While there is indirect evidence that human vaccination against STEC may be effective in preventing illness in humans, at present, there are no human vaccines or therapeutics for human STEC infections (19). A successful human vaccine would need to elicit antibodies aimed at either preventing STEC colonization in the intestinal tract or neutralizing Stx to prevent the development of HUS. Although STEC strains are generally susceptible to a variety of antibiotics, retrospective studies have shown that the use of antibiotics negatively alters the outcome of STEC infections, causing an increased incidence of HUS (12, 20, 23, 39).

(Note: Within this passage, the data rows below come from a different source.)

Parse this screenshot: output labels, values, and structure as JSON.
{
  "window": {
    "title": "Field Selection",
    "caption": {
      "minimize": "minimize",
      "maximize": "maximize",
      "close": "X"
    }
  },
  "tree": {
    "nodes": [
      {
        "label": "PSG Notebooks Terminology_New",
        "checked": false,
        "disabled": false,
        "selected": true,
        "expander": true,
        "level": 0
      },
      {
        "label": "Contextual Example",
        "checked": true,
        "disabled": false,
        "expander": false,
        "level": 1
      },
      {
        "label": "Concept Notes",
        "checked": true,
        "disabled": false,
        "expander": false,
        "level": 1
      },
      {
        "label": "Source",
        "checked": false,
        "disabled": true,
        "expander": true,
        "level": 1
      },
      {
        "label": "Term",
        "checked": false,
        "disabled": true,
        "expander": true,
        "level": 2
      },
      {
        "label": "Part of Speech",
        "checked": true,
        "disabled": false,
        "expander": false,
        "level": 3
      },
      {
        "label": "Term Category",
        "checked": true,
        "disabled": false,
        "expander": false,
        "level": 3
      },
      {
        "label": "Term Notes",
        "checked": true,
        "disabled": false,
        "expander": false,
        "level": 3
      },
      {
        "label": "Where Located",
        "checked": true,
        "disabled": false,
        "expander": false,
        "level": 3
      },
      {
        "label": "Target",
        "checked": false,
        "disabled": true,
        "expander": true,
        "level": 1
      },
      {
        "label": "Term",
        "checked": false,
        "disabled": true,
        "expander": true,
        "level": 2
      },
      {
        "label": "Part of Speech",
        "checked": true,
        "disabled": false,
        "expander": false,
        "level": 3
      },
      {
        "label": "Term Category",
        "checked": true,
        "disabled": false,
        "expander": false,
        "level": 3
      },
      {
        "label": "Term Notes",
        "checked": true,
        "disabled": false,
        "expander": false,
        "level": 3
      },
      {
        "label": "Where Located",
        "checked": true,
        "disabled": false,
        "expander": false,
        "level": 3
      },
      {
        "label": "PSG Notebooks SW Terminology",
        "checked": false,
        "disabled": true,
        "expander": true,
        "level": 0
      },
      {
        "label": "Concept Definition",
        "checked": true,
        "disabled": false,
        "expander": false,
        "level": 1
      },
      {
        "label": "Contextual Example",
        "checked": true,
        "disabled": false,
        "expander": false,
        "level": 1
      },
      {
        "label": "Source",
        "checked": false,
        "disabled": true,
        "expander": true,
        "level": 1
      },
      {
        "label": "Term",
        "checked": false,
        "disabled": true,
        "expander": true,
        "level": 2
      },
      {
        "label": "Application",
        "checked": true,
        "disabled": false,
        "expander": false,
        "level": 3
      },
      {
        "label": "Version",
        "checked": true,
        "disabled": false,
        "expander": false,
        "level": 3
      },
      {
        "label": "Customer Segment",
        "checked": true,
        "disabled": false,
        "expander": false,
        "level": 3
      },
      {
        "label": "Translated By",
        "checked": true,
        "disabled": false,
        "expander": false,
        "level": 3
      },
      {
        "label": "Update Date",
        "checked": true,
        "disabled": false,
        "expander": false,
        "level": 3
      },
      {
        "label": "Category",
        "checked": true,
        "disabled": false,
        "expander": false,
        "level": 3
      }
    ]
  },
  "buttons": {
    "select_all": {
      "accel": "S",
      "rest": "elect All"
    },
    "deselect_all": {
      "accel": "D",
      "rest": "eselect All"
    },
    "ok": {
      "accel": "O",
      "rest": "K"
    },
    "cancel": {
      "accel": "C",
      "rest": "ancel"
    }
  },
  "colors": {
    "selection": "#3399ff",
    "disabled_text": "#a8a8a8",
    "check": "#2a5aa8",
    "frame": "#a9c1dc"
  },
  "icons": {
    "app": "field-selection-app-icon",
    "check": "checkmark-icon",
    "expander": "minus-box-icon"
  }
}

This is likely because the lysis of bacteria by some antibiotics leads to the increased release of toxin as well as to increased toxin synthesis during the induction of lysogenic toxin-producing bacteriophages (12, 23).

In this study, we evaluated the safety and immunogenicity of StxB1 administered by transcutaneous immunization (TCI). To determine the level of protection following immunization, we challenged rabbits with Stx-producing strain RDEC-H19A, a rabbit-enteropathogenic E. coli strain transduced with Stx-converting phage H19A (34). We demonstrated that the StxB1 delivered by TCI induced significant systemic immune responses. In vivo challenge studies showed significant protection from Stx-induced vascular and renal histopathology in StxB1-immunized rabbits. Our results suggest that vaccination with StxB subunits by TCI is a practical approach for the prevention or reduction of Stx-induced pathology.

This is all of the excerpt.